Les Misérables won three Golden Globes last weekend. By all accounts it is a shameless production mired in melancholy. Its efforts have been rewarded with eight Oscar nominations.
Bah, humbug.
I shouldn’t complain about its naked emotion and determinedly pessimistic outlook. After all, I like musicals. I like tragedies. I should like musical tragedies. But slogging through rainy sewers is a tiresome act. I can’t keep my sympathy up during recurring close-ups of actors 100% committed to winning Academy Awards by being as sad and bedraggled as possible. In my opinion, the best tragedy is an unexpected tragedy.
So here’s five movies that surprised me with their wretched emotional scope.
Kung Fu Panda 2 (2011)
The sequel to Kung Fu Panda explores exactly how Po (Jack Black), the eponymous Kung Fu Panda, was adopted by Mr Ping (James Hong), the goose proprietor of a noodle restaurant. After failing to repel a bandit attack on a small village Po suffers crippling flashbacks to his childhood. Po must find what his mentor Shifu (Dustin Hoffman) mysteriously describes as “Inner Peace” and overcome his past to defeat Lord Shen (Gary Oldman), a murderous white peacock.
Kung Fu Panda 2 is, 90% of the time, a joyous affair that speaks to my love of tofu dessert, light-hearted action movies, and specular effects.

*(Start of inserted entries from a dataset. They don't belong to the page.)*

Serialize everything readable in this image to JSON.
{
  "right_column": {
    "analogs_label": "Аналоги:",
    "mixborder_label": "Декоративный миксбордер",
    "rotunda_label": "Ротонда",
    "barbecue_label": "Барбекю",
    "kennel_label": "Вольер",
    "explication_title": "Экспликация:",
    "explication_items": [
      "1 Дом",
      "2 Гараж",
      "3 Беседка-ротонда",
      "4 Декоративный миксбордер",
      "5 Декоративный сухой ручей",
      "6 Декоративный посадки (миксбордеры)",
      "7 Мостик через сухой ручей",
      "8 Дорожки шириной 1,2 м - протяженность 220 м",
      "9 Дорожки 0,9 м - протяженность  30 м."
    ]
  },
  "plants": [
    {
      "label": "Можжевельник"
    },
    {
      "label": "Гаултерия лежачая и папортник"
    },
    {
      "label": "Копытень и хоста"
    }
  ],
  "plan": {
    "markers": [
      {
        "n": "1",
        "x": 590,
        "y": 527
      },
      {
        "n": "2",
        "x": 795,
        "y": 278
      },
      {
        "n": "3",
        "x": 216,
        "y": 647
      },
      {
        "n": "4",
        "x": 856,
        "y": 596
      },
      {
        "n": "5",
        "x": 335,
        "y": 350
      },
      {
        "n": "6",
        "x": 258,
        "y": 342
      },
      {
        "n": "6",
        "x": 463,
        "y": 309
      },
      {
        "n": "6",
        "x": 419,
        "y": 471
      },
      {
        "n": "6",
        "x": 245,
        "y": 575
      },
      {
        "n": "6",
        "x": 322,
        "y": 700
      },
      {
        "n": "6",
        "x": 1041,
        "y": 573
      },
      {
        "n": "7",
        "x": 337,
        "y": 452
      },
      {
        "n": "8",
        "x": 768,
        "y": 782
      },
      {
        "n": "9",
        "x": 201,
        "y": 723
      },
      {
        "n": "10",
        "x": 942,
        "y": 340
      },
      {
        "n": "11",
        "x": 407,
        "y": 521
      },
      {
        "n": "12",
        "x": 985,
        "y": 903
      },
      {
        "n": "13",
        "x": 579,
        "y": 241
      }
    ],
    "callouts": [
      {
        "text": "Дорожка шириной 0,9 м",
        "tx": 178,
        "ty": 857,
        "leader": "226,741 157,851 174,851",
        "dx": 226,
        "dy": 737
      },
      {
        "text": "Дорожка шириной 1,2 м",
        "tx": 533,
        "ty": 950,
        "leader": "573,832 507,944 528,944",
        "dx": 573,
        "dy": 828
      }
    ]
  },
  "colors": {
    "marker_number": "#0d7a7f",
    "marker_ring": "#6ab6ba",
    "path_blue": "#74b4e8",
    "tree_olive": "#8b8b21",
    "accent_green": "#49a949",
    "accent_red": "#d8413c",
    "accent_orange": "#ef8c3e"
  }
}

The other 10% of the time is a series of gorgeous rice-paper textured and extremely tear jerking sequences showing Po’s origins.
The Mist (2007)
A local military research project forgets to convert some units from imperial to metric, causing an inter-dimensional rift to open up in a small town. The residents hole up in a supermarket while a mist settles over the parking lot, and defend themselves against increasingly monstrous beings. Among them is a father (Thomas Jane) who finds that his fellow villagers turn out to be just as dangerous as the Eldritch abominations that issue from the fabric of space and time.
The Mist is definitely a good horror movie, in that the enemy is suitably frightening and that the titular mist does a good job of maintaining an aura of uncertainty over the whole setting.
However, the ending was… frustrating. To the point where I wept at the pointlessness of the movie. Whether you’d bemoan the fate of the protagonist or the time you wasted with this movie has yet to be seen.
Kill Bill Volume 2
The day before her wedding, The Bride’s (Uma Thurman) old assassination squad shot the wedding party and beat her into a coma. In Kill Bill 1, she dispatched two members of her old assassination team. In Kill Bil 2, she continues on her “roaring rampage of revenge”, but it’s not as simple as crossing names off a notepad with a thick black sharpie.
By the time The Bride works her way down to Bill (David Carradine), I expected an epic showdown with a small army of monks, at least two dozen varieties of weaponry and some mounted combat. But that didn’t happen. The final battle is understated and intimate.
And it does take quite a man to smile and tell his killer that he forgives her, before walking to his death.
Star Wars Episode III: Revenge of the Sith
Anakin Skywalker (Hayden Christensen) worries about the safety of his new wife, Padme Amidala (Natalie Portman). He has no time to attend counselling because of galactic politics and ongoing war, thus his borderline personality disorder remains untreated. His struggles culminate in a nervous breakdown, the amputation of his remaining limbs, and transformation into Darth Vader. Shouldn’t you know this story by now?
The surprise presented by Episode III stems mainly from surpassing my expectations of the Star Wars franchise after the failure of Episodes I and II to provide adequate entertainment. Yet I gaped in horror when Anakin duelled Obi-Wan (Ewan McGregor) on the lava flats of Mustafar. And when Anakin screamed “I hate you!” while Obi Wan maintained “You were my brother, Anakin; I loved you!” my inner fangirl wept like a baby.
Grave of the Fireflies (1988)
In World War II era Japan, a brother and sister struggle to stay alive after their hometown is bombed and their mother is killed. They find temporary refuge with their aunt, but her palpable resentment convinces them to leave. They don’t succeed.
Why is this movie on the list? The opening scene, which shows the brother succumbing to starvation in a train station, makes it clear that Grave of the Fireflies is not gonna be a happy movie.
The movie’s unrelenting insistence on putting the children through hell was a difficult endeavour to perform well. If Studio Ghibli had faltered but a little, the whole shebang would have come across as insufferably precious. Come on – the unbearably sweet fruit drop tin motif? Insect funerals presided by a preschooler? Teenage boy defying his elder and starving to death as a result? But I didn’t snicker. For their chosen subject matter… that’s surprising in itself.